In a novel ruling, the Ninth Circuit expressly adopted an opinion from the Federal Communications Commission, finding the potential for vicarious liability under the Telephone Consumer Protection Act.  In Thomas v. Taco Bell Corp., No. 12-56458 (unpublished), the Ninth Circuit affirmed a lower court’s holding that Taco Bell was not vicariously liable under the TCPA for a purportedly unlawful text message campaign conducted by a group of Chicago-area Taco Bell owners.  In so ruling, however, the Ninth Circuit specifically applied theories of vicarious liability to the TCPA, demonstrating that a corporation can be held responsible for the acts of its agents based on proper pleading and proof.

In Thomas, the Chicago Area Taco Bell Local Owners Advertising Association (hereinafter referred to as the “Chicago owners”) allegedly sent an unauthorized text message to 17,000 consumers, asking them to vote for their favorite Nacho Bell Grande menu item variety.  This conduct could result in more than $8.5 million in liability under the TCPA’s statutory penalties.  Plaintiff’s counsel asserted that Taco Bell funded the text message campaign through an advertising division, which had sole control over the form and content of the message.  The lower court declined to find vicarious liability, stating that there was no evidence that Taco Bell controlled or had the right to control the agents or the manner and means of the text message campaign.  The court determined that the actual sender of the message was a third-party service provider, which acted at the direction of the Chicago owners’ advertising agency.

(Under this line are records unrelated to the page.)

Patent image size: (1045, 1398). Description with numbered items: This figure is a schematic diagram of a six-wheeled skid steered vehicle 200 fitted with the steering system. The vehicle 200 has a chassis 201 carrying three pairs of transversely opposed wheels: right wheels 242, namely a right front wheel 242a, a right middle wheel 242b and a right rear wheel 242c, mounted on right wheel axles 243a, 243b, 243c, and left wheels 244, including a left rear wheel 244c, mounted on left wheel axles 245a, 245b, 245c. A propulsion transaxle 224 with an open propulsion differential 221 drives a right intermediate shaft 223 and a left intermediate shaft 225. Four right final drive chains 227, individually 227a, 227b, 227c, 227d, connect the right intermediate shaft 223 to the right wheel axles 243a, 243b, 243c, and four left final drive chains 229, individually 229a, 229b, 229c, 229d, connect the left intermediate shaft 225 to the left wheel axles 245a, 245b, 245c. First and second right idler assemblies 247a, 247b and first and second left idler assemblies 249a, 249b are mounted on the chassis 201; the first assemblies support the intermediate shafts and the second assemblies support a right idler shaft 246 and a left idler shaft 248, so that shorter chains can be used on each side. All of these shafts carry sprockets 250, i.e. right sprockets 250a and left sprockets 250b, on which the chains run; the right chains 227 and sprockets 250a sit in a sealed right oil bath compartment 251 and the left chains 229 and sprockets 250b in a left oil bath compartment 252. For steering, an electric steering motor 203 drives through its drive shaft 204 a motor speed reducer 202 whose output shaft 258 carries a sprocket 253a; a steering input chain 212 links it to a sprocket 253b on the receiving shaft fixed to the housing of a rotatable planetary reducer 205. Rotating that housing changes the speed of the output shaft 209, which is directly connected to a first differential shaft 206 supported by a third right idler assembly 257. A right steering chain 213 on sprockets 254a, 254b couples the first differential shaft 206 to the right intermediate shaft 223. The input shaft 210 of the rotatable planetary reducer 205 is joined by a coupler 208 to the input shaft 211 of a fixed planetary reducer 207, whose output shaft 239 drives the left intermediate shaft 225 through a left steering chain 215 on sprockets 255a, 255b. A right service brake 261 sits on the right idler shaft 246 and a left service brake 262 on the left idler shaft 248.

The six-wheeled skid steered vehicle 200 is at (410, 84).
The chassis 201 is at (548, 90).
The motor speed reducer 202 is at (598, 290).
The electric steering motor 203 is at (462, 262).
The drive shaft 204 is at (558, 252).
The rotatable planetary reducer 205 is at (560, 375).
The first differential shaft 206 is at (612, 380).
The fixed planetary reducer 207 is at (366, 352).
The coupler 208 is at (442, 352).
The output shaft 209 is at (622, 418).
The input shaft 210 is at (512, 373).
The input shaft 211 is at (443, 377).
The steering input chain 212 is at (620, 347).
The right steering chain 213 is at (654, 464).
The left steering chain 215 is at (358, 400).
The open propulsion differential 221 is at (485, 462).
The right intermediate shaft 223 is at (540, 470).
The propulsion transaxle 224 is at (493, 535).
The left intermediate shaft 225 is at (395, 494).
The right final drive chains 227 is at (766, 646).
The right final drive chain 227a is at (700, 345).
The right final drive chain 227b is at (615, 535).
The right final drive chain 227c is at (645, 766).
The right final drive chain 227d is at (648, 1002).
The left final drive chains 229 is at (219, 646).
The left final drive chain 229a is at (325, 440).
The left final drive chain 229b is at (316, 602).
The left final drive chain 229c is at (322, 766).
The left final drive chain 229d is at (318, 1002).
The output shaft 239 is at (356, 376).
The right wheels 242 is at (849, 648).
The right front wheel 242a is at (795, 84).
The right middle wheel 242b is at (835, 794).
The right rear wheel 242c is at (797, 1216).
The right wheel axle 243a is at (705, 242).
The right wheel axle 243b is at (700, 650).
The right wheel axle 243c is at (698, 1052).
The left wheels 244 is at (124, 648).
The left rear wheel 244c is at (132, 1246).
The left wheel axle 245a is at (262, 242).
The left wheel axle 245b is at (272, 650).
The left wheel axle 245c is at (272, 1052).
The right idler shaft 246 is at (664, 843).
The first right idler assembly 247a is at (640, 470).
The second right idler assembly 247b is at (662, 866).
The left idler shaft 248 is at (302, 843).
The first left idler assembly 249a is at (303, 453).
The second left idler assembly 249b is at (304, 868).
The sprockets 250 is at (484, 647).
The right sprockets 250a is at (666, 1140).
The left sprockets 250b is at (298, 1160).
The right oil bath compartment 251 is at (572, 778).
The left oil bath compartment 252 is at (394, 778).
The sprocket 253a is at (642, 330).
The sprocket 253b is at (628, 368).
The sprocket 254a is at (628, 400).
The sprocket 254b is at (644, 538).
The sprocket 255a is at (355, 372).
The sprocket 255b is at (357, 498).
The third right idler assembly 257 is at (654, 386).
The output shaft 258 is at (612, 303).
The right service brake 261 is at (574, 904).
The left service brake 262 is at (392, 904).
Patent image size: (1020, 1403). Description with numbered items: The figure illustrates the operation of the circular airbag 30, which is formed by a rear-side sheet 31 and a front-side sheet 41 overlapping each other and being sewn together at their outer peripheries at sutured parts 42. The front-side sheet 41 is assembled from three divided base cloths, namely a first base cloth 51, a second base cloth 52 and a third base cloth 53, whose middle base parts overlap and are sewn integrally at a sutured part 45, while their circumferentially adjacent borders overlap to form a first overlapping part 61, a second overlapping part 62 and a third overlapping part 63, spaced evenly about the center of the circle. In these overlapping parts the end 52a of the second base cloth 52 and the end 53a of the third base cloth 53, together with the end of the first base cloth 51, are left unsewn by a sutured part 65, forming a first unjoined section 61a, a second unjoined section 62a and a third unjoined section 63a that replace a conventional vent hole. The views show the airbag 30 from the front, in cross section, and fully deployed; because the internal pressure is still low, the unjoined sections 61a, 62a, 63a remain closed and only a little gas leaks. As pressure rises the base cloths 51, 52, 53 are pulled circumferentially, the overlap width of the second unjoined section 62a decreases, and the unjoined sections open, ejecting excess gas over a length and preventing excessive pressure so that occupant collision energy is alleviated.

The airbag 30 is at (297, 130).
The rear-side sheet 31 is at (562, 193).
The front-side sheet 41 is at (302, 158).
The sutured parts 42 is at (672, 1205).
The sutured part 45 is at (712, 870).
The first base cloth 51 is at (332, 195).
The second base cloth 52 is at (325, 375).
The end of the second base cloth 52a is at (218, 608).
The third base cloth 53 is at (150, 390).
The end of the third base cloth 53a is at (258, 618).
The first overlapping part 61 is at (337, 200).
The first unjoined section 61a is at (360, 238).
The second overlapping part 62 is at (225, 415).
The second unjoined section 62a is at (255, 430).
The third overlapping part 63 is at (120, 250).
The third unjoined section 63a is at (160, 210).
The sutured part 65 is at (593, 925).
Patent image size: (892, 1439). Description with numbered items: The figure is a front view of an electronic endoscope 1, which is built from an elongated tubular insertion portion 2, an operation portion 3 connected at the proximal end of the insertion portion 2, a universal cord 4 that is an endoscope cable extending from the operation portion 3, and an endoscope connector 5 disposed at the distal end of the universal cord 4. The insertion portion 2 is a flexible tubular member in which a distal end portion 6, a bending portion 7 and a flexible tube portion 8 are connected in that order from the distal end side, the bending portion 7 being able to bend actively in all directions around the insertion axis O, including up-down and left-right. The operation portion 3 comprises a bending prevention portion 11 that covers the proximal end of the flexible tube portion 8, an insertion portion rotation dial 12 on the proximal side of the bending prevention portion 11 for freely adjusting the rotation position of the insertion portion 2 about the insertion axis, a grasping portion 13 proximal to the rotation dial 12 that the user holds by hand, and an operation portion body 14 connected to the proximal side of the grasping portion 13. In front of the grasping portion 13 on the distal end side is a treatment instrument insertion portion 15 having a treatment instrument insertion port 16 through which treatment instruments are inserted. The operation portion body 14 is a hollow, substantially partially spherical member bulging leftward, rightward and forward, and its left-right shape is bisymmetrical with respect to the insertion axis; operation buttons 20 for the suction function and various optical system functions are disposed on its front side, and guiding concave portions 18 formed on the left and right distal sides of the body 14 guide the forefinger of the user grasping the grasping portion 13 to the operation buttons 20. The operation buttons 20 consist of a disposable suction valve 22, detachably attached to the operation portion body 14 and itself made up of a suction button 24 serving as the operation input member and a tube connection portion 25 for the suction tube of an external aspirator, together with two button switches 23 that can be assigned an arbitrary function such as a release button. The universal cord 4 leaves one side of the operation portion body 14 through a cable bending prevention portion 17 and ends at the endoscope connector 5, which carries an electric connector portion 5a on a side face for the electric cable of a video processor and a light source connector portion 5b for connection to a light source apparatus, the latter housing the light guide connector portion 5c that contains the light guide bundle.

In a unanimous ruling, the Ninth Circuit upheld the lower court’s finding, but specifically stated that vicarious liability can provide the basis for a TCPA violation.  Citing a 2013 declaratory ruling from the FCC in In re Dish Network, LLC, the Ninth Circuit expanded the scope of potential agency liability beyond traditional principles:  “[T]he FCC observed in its declaratory ruling … that it does ‘not believe it is appropriate to limit vicarious liability to the circumstances of classical agency (involving actual seller, or right to control, of the telemarketing call) … .  Principles of apparent authority and ratification may also provide a basis for vicarious seller liability for violations of [the TCPA].’”  Applying this standard, the Ninth Circuit found there was no vicarious liability because there was no showing that the plaintiff reasonably relied on any apparent authority of Taco Bell by which it cloaked the Chicago owners, and Taco Bell did not ratify the text message.

The Thomas decision impacts TCPA jurisprudence in two important ways:  First, it demonstrates that the FCC’s declaratory rulings concerning the TCPA may be specifically cited and adopted by courts as governing law.  Second, it reaffirms the importance of maintaining strict corporate separation in agency or franchise situations.  Taco Bell avoided tens of millions of dollars in potential “deep pocket” TCPA liability by maintaining corporate separation through physical separation (none of the entities responsible for the campaign acted as agents of Taco Bell); and apparent separation (the Chicago owners were not acting on Taco Bell’s behalf, and Taco Bell did not control them or approve their actions).